The big battalions are on the side of the powers-that-be with just a day to go before Bersih's planned gathering, the venue for which they have switched, at the king's reasonably inferred request, from Kuala Lumpur's streets to Merdeka Stadium.

But the police, in a move that is clearly at odds with nonverbal signals emanating from His Majesty, have shaped to shut down the city to the marchers that the pressure group have for weeks been promising to summon in huge numbers to their electoral reform banner.

But, clearly, the moral battalions are ranged on Bersih's side of the anticipated face-off, as an obviously panicked government, backed by the men in blue, tries every evasive trick in the book to prevent a watching public from appraising the size of a gathering that would be a harbinger of the way the vote would go at the next general elections.

However, as the diplomat Talleyrand mused, you can sustain your hold on power with chemical-laced water cannons, truncheons and bayonets, but you can't really sit on them.

Not for long. That is why even if a hectored, bullied and arrest-threatened Bersih, at the eleventh hour, were to call off their gathering that they have vowed to hold at the Merdeka Stadium, they would have achieved a moral victory.

This is because the government has clearly been seen to be in breach of protocols – royal, democratic and constitutional – in its public and private wrangles with Bersih in the weeks leading to the NGO's planned gathering for tomorrow.

In these highly publicised wrangles, the emperor has been seen to have no clothes, as the saying has it.

In attempting to head off a gathering, whose size could ring its death knell at the next general election, the government hectored, threatened, manipulated and, finally, resorted to arrests and, finally, banishments, to keep from public view something that could well be a portent of things to come at the next polls.

Rebellion against the king

A few weeks ago, Prime Minister Najib Razak exhorted a gathering of some 8,000 people – a number that his propagandists desperately tried to inflate to seven figures – to defend Putrajaya at all costs.

His use of martial terms was interpreted as an ominous sign that his government, beleaguered by scandal and ineptitude, may resort to extra-parliamentary means to stay in power.

Thus far their attitude towards Bersih's march has confirmed those interpretations to be prescient. In particular, initial moves to arraign six detained Parti Sosialis Malaysia activists for rebellion against the king suggested that paranoia had taken over certain sections of the police force.

Further reports that weapons were seized by police from people detained for their connections to the Bersih march reinforced the melodrama.

All this was being played out against a background of anti-Bersih hysteria that was steadily being drummed by Utusan Malaysia, the editorial equivalent of Ibrahim Ali, the rabble rousing Perkasa chief.
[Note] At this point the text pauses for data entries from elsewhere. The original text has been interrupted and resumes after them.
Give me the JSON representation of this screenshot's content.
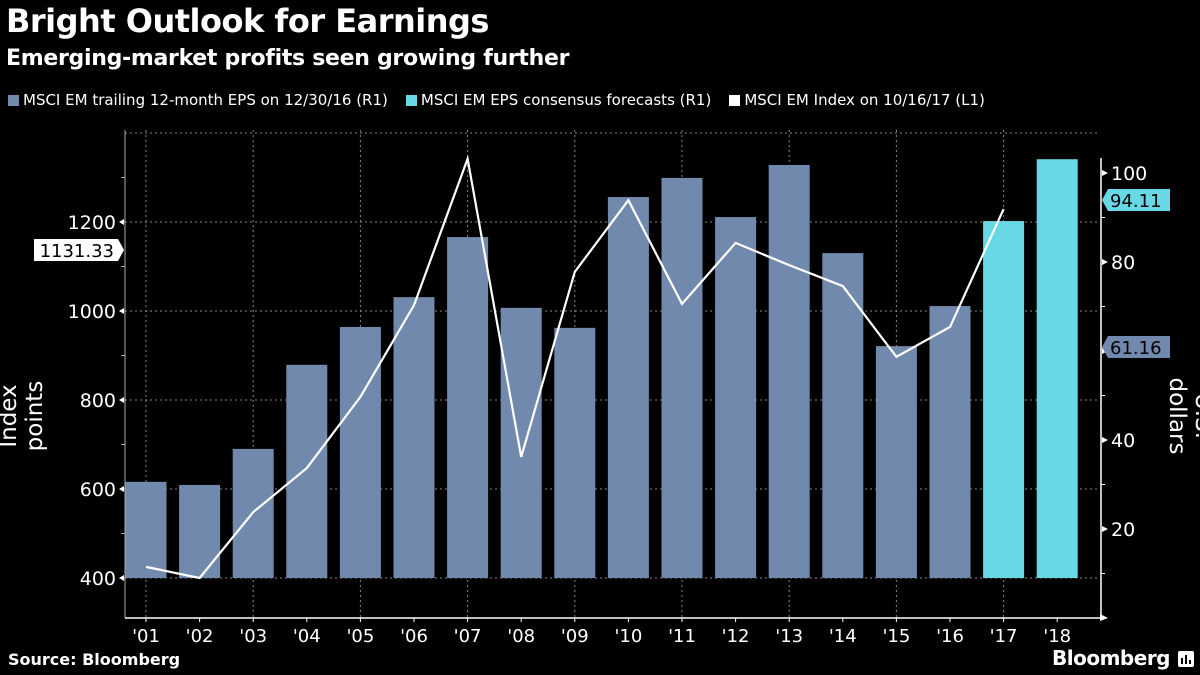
{
  "chart_data": {
    "type": "bar",
    "title": "Bright Outlook for Earnings",
    "subtitle": "Emerging-market profits seen growing further",
    "source": "Source: Bloomberg",
    "brand": "Bloomberg",
    "categories": [
      "'01",
      "'02",
      "'03",
      "'04",
      "'05",
      "'06",
      "'07",
      "'08",
      "'09",
      "'10",
      "'11",
      "'12",
      "'13",
      "'14",
      "'15",
      "'16",
      "'17",
      "'18"
    ],
    "series": [
      {
        "name": "MSCI EM trailing 12-month EPS on 12/30/16 (R1)",
        "axis": "right",
        "kind": "bar",
        "color": "#7189ad",
        "values": [
          30.6,
          29.9,
          38.0,
          56.9,
          65.4,
          72.1,
          85.6,
          69.7,
          65.2,
          94.6,
          98.9,
          90.1,
          101.8,
          82.0,
          61.1,
          70.1,
          null,
          null
        ]
      },
      {
        "name": "MSCI EM EPS consensus forecasts (R1)",
        "axis": "right",
        "kind": "bar",
        "color": "#67d8e4",
        "values": [
          null,
          null,
          null,
          null,
          null,
          null,
          null,
          null,
          null,
          null,
          null,
          null,
          null,
          null,
          null,
          null,
          89.2,
          103.1
        ]
      },
      {
        "name": "MSCI EM Index on 10/16/17 (L1)",
        "axis": "left",
        "kind": "line",
        "color": "#ffffff",
        "values": [
          425,
          400,
          548,
          647,
          807,
          1013,
          1342,
          672,
          1088,
          1249,
          1016,
          1153,
          1103,
          1056,
          897,
          964,
          1229,
          null
        ]
      }
    ],
    "left_axis": {
      "label": "Index points",
      "ticks": [
        400,
        600,
        800,
        1000,
        1200
      ],
      "range": [
        300,
        1400
      ]
    },
    "right_axis": {
      "label": "U.S. dollars",
      "ticks": [
        20,
        40,
        80,
        100
      ],
      "range": [
        0,
        107
      ]
    },
    "annotations": [
      {
        "text": "1131.33",
        "axis": "left",
        "value": 1131.33,
        "color": "#ffffff"
      },
      {
        "text": "94.11",
        "axis": "right",
        "value": 94.11,
        "color": "#67d8e4"
      },
      {
        "text": "61.16",
        "axis": "right",
        "value": 61.16,
        "color": "#7189ad"
      }
    ],
    "grid": true,
    "legend_position": "top-left"
  }
}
PM Najib's failure to smother these founts of sedition was compounded by his shocking endorsement of them when he described Bersih chairperson, Ambiga Seenivasan, as anti-Islam because she had at one time been counsel to Muslim apostate Lina Joy. It was an odious misconstruction of a lawyer's professional duties.
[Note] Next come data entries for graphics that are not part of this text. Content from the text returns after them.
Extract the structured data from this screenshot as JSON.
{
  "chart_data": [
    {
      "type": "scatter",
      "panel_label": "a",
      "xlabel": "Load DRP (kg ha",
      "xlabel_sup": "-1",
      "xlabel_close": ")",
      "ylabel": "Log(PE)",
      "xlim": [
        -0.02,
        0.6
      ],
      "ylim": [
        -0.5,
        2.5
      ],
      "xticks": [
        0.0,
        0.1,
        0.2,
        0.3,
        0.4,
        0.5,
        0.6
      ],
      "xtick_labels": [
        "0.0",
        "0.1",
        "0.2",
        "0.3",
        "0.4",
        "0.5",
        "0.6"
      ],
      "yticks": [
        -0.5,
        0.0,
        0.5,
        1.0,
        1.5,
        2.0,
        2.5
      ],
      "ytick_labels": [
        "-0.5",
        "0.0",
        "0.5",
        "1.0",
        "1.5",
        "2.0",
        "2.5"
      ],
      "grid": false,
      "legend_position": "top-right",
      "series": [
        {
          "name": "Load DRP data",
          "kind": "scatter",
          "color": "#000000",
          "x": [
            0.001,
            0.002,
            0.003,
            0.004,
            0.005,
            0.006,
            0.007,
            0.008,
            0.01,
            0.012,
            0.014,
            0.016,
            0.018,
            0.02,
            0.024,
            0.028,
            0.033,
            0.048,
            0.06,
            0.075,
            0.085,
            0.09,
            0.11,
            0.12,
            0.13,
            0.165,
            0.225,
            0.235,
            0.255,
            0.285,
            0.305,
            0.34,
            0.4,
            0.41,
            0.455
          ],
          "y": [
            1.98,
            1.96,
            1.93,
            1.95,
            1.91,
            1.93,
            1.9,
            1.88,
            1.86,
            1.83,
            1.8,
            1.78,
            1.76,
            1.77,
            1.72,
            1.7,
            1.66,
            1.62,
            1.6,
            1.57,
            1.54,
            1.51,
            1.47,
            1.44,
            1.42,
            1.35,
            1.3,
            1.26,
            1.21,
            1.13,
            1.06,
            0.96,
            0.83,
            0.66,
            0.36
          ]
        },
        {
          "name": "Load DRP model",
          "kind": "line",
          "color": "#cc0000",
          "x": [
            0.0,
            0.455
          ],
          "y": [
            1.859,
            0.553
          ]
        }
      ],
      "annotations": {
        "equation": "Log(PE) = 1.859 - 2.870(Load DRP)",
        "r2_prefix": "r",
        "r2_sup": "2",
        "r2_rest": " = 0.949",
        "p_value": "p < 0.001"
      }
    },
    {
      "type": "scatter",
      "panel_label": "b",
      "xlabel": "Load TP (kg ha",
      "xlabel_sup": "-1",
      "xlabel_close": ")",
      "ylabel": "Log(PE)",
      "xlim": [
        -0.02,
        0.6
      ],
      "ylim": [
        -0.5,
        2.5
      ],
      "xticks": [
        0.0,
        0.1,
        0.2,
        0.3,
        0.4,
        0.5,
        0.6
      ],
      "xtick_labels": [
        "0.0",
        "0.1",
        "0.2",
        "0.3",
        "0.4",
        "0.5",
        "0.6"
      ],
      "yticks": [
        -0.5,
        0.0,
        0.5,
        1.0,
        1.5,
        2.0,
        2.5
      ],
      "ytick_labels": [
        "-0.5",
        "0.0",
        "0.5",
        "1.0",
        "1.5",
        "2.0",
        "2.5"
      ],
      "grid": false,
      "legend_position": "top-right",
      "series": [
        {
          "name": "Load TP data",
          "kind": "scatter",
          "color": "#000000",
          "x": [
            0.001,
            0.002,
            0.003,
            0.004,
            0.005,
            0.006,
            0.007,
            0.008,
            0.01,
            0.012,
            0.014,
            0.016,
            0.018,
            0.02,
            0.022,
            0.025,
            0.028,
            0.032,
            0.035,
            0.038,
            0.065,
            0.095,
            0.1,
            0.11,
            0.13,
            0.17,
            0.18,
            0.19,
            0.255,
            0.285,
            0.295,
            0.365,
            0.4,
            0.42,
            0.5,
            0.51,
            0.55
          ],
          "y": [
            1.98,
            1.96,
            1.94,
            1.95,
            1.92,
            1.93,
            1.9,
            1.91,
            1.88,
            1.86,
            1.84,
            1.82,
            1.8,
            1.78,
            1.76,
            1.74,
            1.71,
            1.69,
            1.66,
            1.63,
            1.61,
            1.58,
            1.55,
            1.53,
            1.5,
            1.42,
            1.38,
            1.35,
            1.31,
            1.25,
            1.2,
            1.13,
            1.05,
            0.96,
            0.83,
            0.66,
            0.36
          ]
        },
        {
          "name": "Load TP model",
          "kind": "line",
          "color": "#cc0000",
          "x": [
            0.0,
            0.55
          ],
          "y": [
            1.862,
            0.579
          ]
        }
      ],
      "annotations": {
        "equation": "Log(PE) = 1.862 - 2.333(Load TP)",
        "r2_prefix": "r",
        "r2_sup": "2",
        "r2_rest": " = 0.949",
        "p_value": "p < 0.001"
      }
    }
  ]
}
BN has fear written all over it

Amidst the tumult and the baying from Perkasa and Utusan, Bersih kept its head, focused on the dramatisation of its eight demands which if implemented would conduce to free and fair elections.

As a demonstration of its intent to play within constitutionally mandated rules, Bersih was acquiescent to the king's expressed concern about the wisdom of its planned street march.
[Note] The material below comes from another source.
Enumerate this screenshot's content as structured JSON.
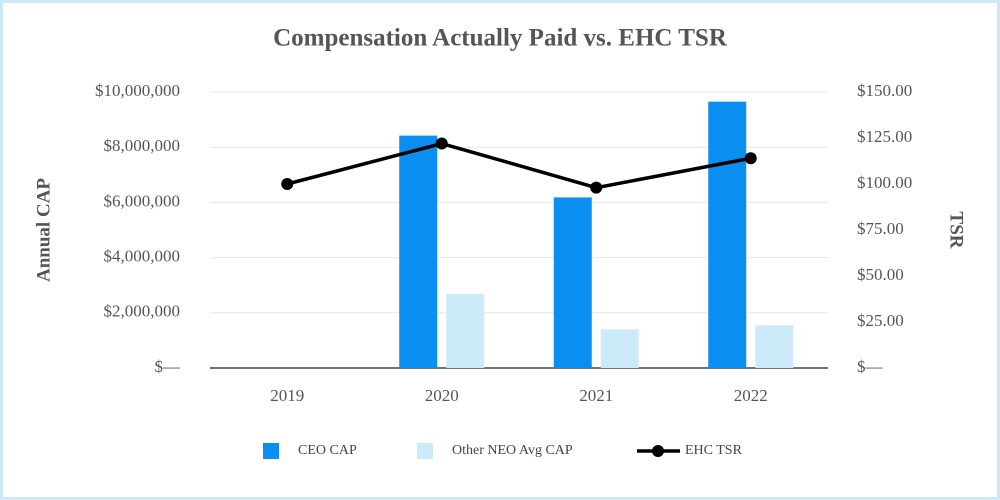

It shifted gears and opted to hold its march in Stadium Merdeka, exploiting the venue's historical resonance for Bersih's long term goal which is to revive the spirit and substance of the country's Merdeka Constitution.

That constitution has been more honoured in the breach than in the observance by Umno-BN, a trait that was in abundant display by the Najib administration in its craven response to the challenge mounted by Bersih in the last few weeks.

That response has had fear written all over it till the whole government is suffused by it. It has hit the panic button and ceded Bersih a moral victory even before its supporters have assembled to place their marching shoes on the ground.

TERENCE NETTO has been a journalist for close on four decades. He likes the occupation because it puts him in contact with the eminent without being under the necessity to admire them. It is the ideal occupation for a temperament that finds power fascinating and its exercise abhorrent.